In the past two months, Nike has reupped deals with leagues including the NFL, NBA, WNBA, Brazil Football Confederation and FC Barcelona, long-term relationships it sees as crucial to rediscovering its sports marketing mojo. Ground game in key countries and cities is also top of the agenda to engage “everyday athletes and influencers,” per Hill. Nike’s flagging ground game has been linked to its loss of share in once-staple categories like running, where trendy upstarts such as Hoka have found stronger purchase with consumers.

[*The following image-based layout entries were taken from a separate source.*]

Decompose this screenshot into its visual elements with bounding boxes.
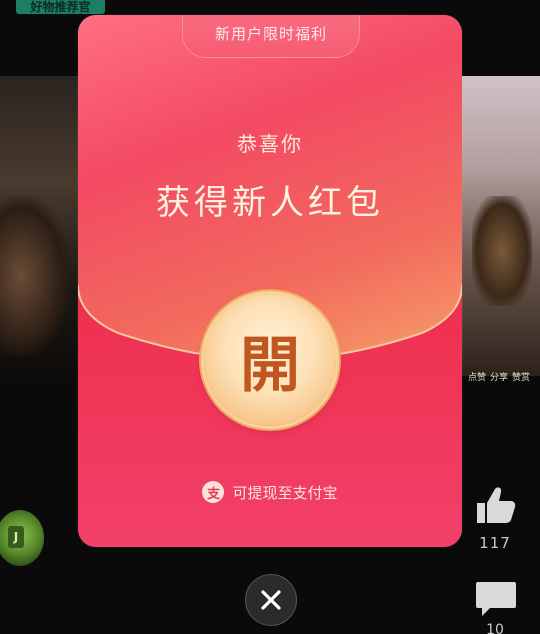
close-icon bbox=[261, 590, 281, 610]
background-video-left bbox=[0, 76, 80, 380]
comment-icon bbox=[476, 582, 516, 616]
alipay-icon: 支 bbox=[202, 481, 225, 503]
congrats-text: 恭喜你 bbox=[237, 132, 303, 156]
flap-curve bbox=[78, 284, 462, 547]
new-user-banner: 新用户限时福利 bbox=[182, 15, 360, 58]
close-button[interactable] bbox=[245, 574, 297, 626]
open-label: 開 bbox=[240, 330, 300, 401]
avatar-glyph: J bbox=[8, 526, 24, 548]
envelope-title: 获得新人红包 bbox=[156, 183, 384, 223]
open-envelope-button[interactable]: 開 bbox=[204, 294, 336, 426]
like-button[interactable] bbox=[472, 482, 518, 528]
comment-button[interactable] bbox=[474, 578, 518, 618]
withdraw-hint: 支 可提现至支付宝 bbox=[78, 481, 462, 503]
background-caption: 点赞 分享 赞赏 bbox=[468, 370, 540, 383]
thumbs-up-icon bbox=[477, 487, 516, 523]
caption-reward: 赞赏 bbox=[512, 373, 531, 383]
screen: 好物推荐官 点赞 分享 赞赏 J 117 10 新用户限时福利 恭喜你 获得新人… bbox=[0, 0, 540, 634]
background-video-right bbox=[462, 76, 540, 376]
caption-like: 点赞 bbox=[468, 373, 487, 383]
like-count: 117 bbox=[479, 534, 511, 552]
recommend-tag: 好物推荐官 bbox=[16, 0, 105, 14]
caption-share: 分享 bbox=[490, 373, 509, 383]
avatar[interactable]: J bbox=[0, 510, 44, 566]
withdraw-text: 可提现至支付宝 bbox=[232, 483, 338, 502]
comment-count: 10 bbox=[486, 622, 504, 634]
red-envelope-modal: 新用户限时福利 恭喜你 获得新人红包 開 支 可提现至支付宝 bbox=[78, 15, 462, 547]
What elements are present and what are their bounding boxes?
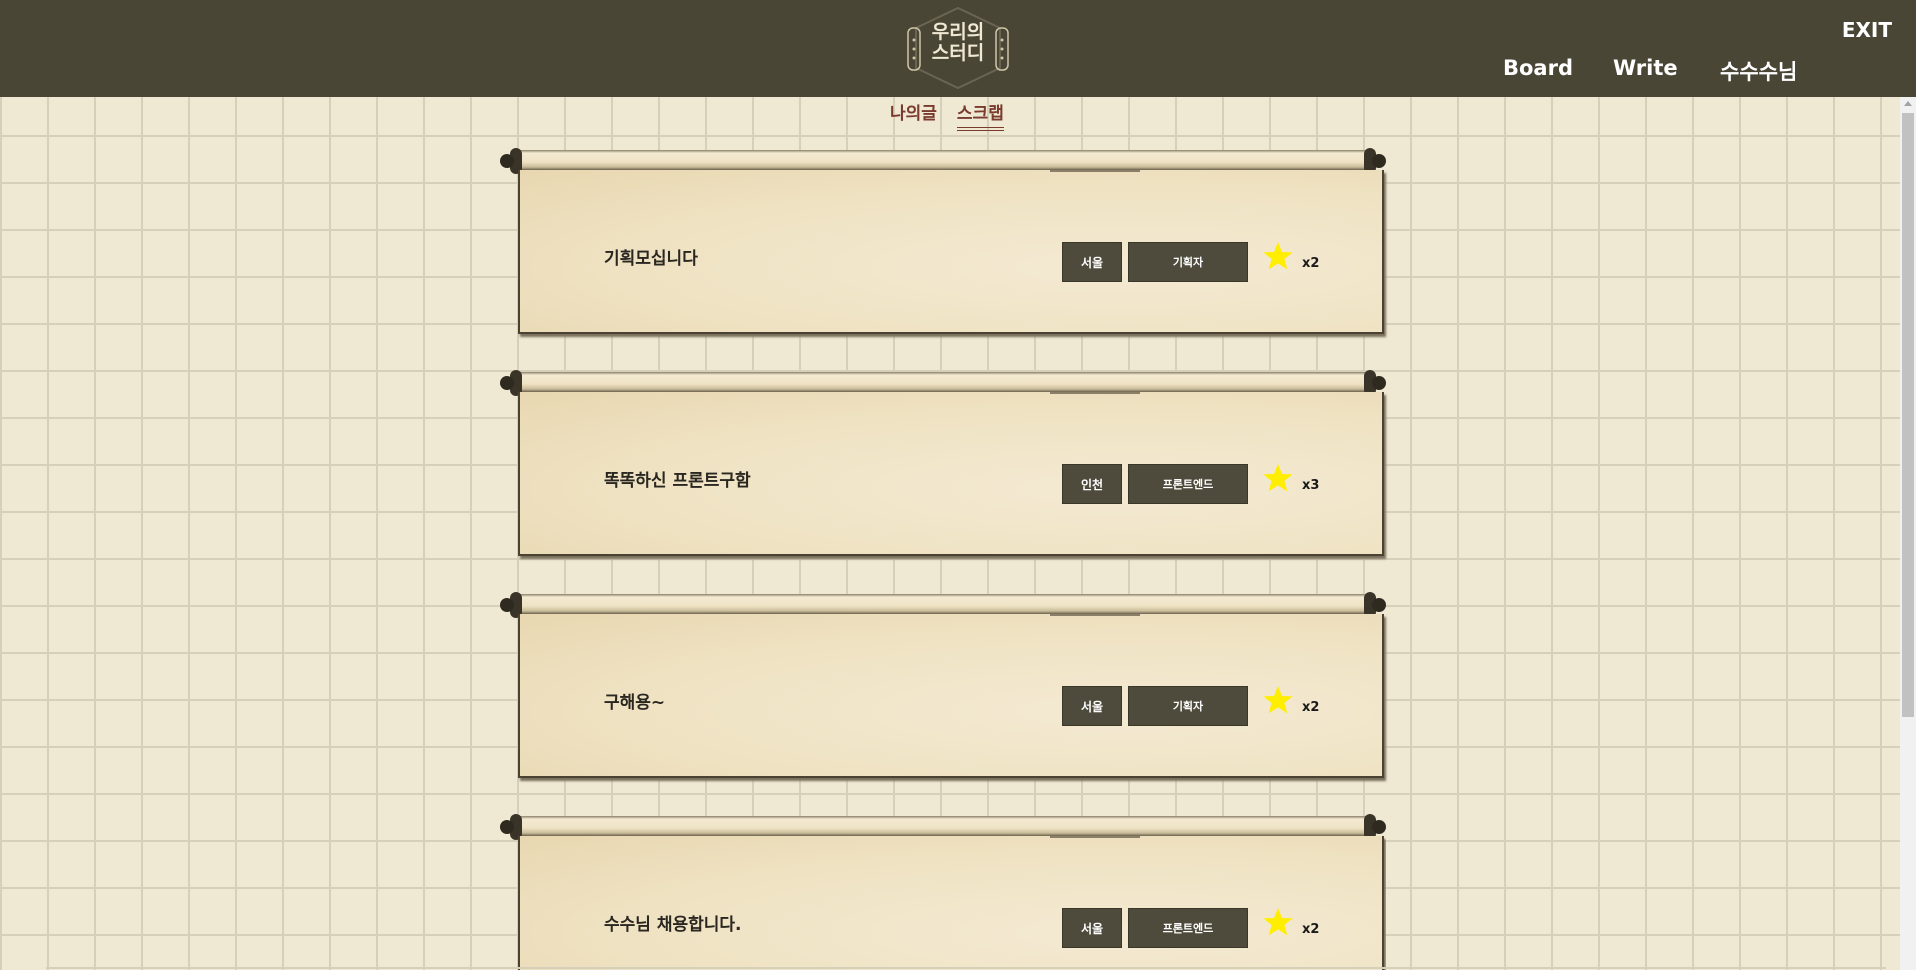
header-bar: 우리의 스터디 EXIT Board Write 수수수님 [0, 0, 1916, 97]
nav-board[interactable]: Board [1503, 56, 1573, 80]
post-card[interactable]: 똑똑하신 프론트구함 인천 프론트엔드 x3 [498, 370, 1386, 562]
nav-user-profile[interactable]: 수수수님 [1720, 56, 1797, 86]
star-icon[interactable] [1262, 240, 1294, 272]
star-count: x3 [1302, 478, 1320, 493]
logo-line-2: 스터디 [931, 42, 985, 64]
tab-bar: 나의글 스크랩 [890, 99, 1004, 131]
role-badge: 프론트엔드 [1128, 908, 1248, 948]
logo-text: 우리의 스터디 [906, 22, 1010, 64]
logo-line-1: 우리의 [931, 21, 985, 43]
post-paper: 수수님 채용합니다. 서울 프론트엔드 x2 [518, 836, 1384, 970]
star-count: x2 [1302, 700, 1320, 715]
post-title[interactable]: 똑똑하신 프론트구함 [604, 466, 751, 491]
region-badge: 서울 [1062, 686, 1122, 726]
region-badge: 서울 [1062, 242, 1122, 282]
region-badge: 서울 [1062, 908, 1122, 948]
region-badge: 인천 [1062, 464, 1122, 504]
post-title[interactable]: 수수님 채용합니다. [604, 910, 742, 935]
role-badge: 프론트엔드 [1128, 464, 1248, 504]
scroll-up-arrow-icon[interactable] [1904, 101, 1912, 106]
divider [46, 967, 1886, 969]
star-count: x2 [1302, 922, 1320, 937]
post-title[interactable]: 구해용~ [604, 688, 665, 713]
star-icon[interactable] [1262, 462, 1294, 494]
nav-write[interactable]: Write [1613, 56, 1678, 80]
vertical-scrollbar[interactable] [1900, 97, 1916, 970]
role-badge: 기획자 [1128, 686, 1248, 726]
star-icon[interactable] [1262, 684, 1294, 716]
scroll-rod [518, 594, 1370, 614]
tab-my-posts[interactable]: 나의글 [890, 99, 937, 131]
scroll-rod [518, 372, 1370, 392]
star-icon[interactable] [1262, 906, 1294, 938]
role-badge: 기획자 [1128, 242, 1248, 282]
post-title[interactable]: 기획모십니다 [604, 244, 698, 269]
scroll-thumb[interactable] [1902, 113, 1914, 717]
exit-button[interactable]: EXIT [1842, 18, 1892, 42]
post-paper: 구해용~ 서울 기획자 x2 [518, 614, 1384, 778]
scroll-rod [518, 150, 1370, 170]
post-card[interactable]: 구해용~ 서울 기획자 x2 [498, 592, 1386, 784]
post-card[interactable]: 기획모십니다 서울 기획자 x2 [498, 148, 1386, 340]
scroll-rod [518, 816, 1370, 836]
star-count: x2 [1302, 256, 1320, 271]
logo[interactable]: 우리의 스터디 [906, 6, 1010, 90]
post-card[interactable]: 수수님 채용합니다. 서울 프론트엔드 x2 [498, 814, 1386, 970]
post-paper: 똑똑하신 프론트구함 인천 프론트엔드 x3 [518, 392, 1384, 556]
tab-scrap[interactable]: 스크랩 [956, 99, 1004, 131]
post-paper: 기획모십니다 서울 기획자 x2 [518, 170, 1384, 334]
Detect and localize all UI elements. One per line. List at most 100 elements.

While the readjustment toward brand building is not an entirely new direction for Nike, CFO Matthew Friend said that the pace of change is accelerating. What is new, specifically, is the reduction in promotional activity in favor of a full-price model and slashes to performance marketing spend. The former approach will require liquidating a lot of existing inventory while the latter will cut down on Nike’s reliance on paid traffic, Friend said.
Nike has already started laying the groundwork for its return to bolder creative. Around the Summer Olympics, it launched a massive “Winning Isn’t for Everyone” campaign with longtime agency partner Wieden + Kennedy that featured aggressive messaging about the unapologetic drive that powers elite athletes. An extension centered on running, “Winning isn’t Comfortable,” was named Ad Age’s best campaign of the year, a recognition that executives called out on the earnings call as evidence that the brand’s approach is resonating.
“Ultimately, with sports as our North Star, we will reenergize our culture and identity,” said Hill on the investor call. “We believe we have one of the strongest mission statements of anyone, and that is to bring inspiration and innovation to every athlete in the world.”